Ad aver intrapreso questa via sono anche i ministeri: si vedano i provvedimenti che riguardano le specializzazioni e gli accorpamenti tra atenei, nonché i requisiti minimi in termini di strutture e docenze, obbligatori, pena la chiusura della struttura. Insomma, il problema lo si è capito molto bene e ci stiamo approntando ad affrontarlo nel migliore dei modi. Ci riusciremo? Il tempo come sempre è galantuomo e ci darà le risposte.

Che previsioni ha per il Ddl Salute, in cui c'è la norma che permette agli odontoiatri di lavorare nel Ssn senza specializzazione? Non è in contrasto con l'idea di creare diplomi di specializzazione?

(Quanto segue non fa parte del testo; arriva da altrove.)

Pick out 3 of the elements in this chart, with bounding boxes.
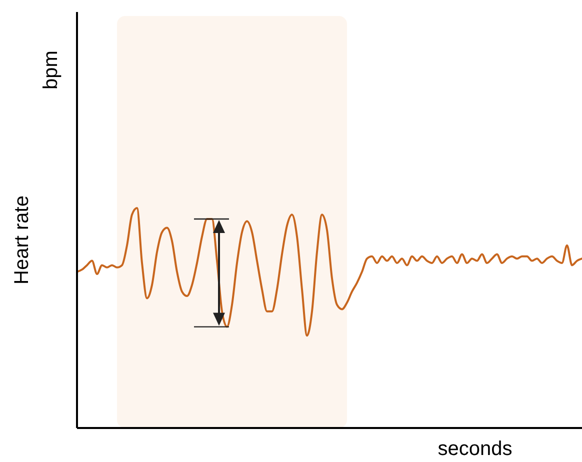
y-axis-title: Heart rate	[11, 196, 33, 284]
text: bpm	[40, 50, 62, 90]
x-axis-title: seconds	[438, 438, 512, 460]
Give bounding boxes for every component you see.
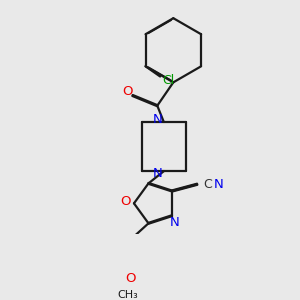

Spero, anzi credo, che sarà approvato senza problemi, essendo in accordo con la Conferenza Stato-Regioni - un passaggio importantissimo e indispensabile.
Rispondendo al secondo quesito: non deve servire specializzazione a chi esce da un corso di laurea concertato come è quello in Odontoiatria, soprattutto per un Ssn come il nostro e per il tipo di prestazioni che vengono erogate. Diversa la situazione quando gli odontoiatri provenivano dalla facoltà di Medicina e odontoiatria era un esame complementare semestrale: a quell’epoca sì che la specializzazione era condizione indispensabile. I diplomi di specializzazione, a questo punto, diventano un fatto culturale, come accade in tutto il mondo. In questo senso di contrasti proprio non ne trovo.

Ci può dare un parere sulla riforma Gelmini?
Per ora, non avendo ancora avuto modo di vedere i decreti attuativi, è un primo parere superficiale. Appare positiva. Piace soprattutto l’anagrafe dei commissari e i concorsi, che ritornano a essere nazionali e per i quali, prima di essere sorteggiati, ci sarà la valutazione del curriculum degli ultimi cinque anni, nonché l’introduzione di requisiti minimi, anche per i candidati alle varie fasce di docenza. Buona quindi per i reclutamenti; quanto agli altri aspetti attendiamo. Senz’altro vedo un tentativo organizzativo di tipo meritocratico e questo fa piacere a tutti.